At AuthorityLabs we have a saying, “We’ll Do It Live“. This goes to the fact that anyone in the company has the ability to deploy any part of our system to the production environment. There are no keys to the kingdom as it were and it is a rather large kingdom.
Many companies nowadays have this policy and rely on their tests suites and continuous integration systems to catch bugs and failing tests but that to me is the easy part. What we have found over the last year is that it is rarely a bad test or worse a missed test case that causes us problems. It is usually something under performant code or infrastructure issue that pops up at scale. We thinking about our issues we started looking at how we could handle this without taking away the ability for anyone to deploy updates as quickly as possible.

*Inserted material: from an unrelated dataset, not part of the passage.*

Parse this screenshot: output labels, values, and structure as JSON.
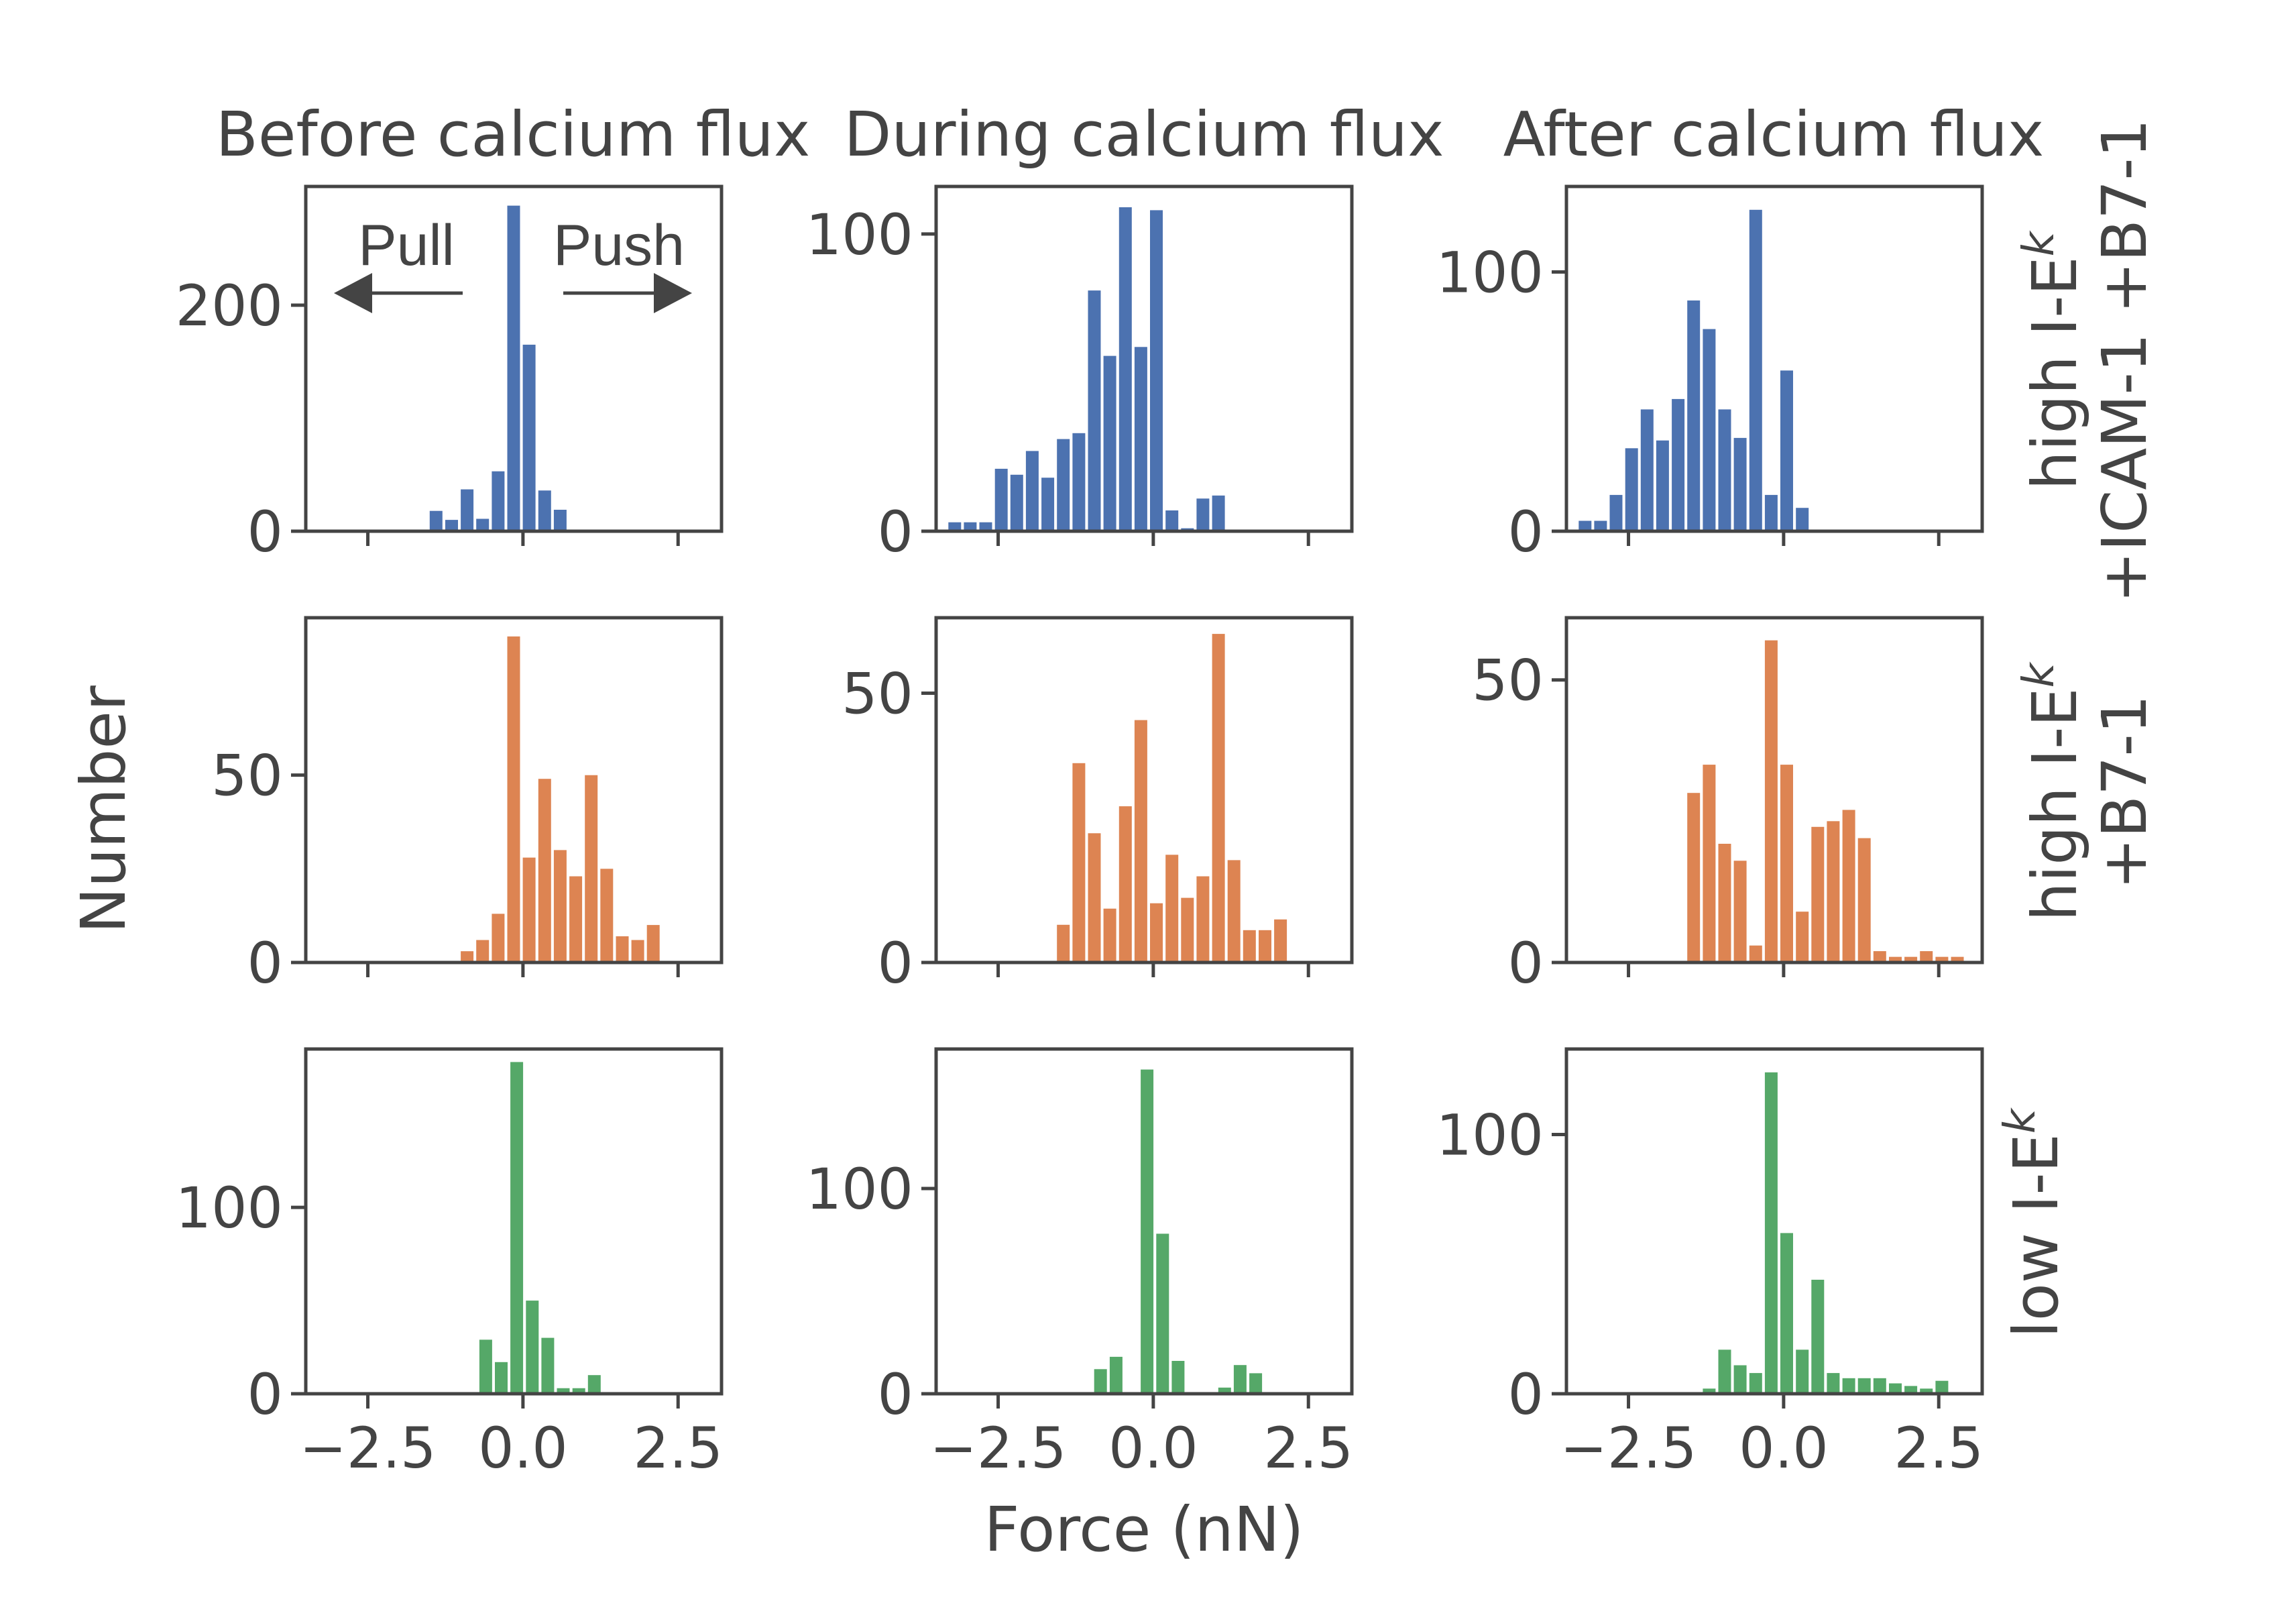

What we found was missing was metric driven deployment. The concept isn’t new, but it is overshadowed with all the talk of CI and continuous deployment. Now when we deploy something, we have a dashboard that show us all of our critical metrics (work throughput, server loads, queue lengths, etc) and these are watched looking for variations that are out of line with the norm and expected. It is amazing what you will see once you hit certain scale thresholds. This system let’s us to a couple of things.
We can rollback the deployment and reevaluate the code, spin up additional resources to make up for the drop, make changes to our infrastructure to deal with things like connection limits or whatever. This has had an interesting and welcome side effect. We now monitor and check many more metrics than before and have a better idea of the health of our system. It also has caused us to think about our code in a different way. We now put more thought into how it is going to affect the system as a whole and immediately add support for any new metric we think will need to be tracked for new features.
Does this mean we have fewer issues? No (we are doing it live remember) but we are able to deal with them faster and in a better way. We aren’t just rolling back after someone complains and then investigating. We are seeing in real-time the actual problems and correcting them were they need to be corrected.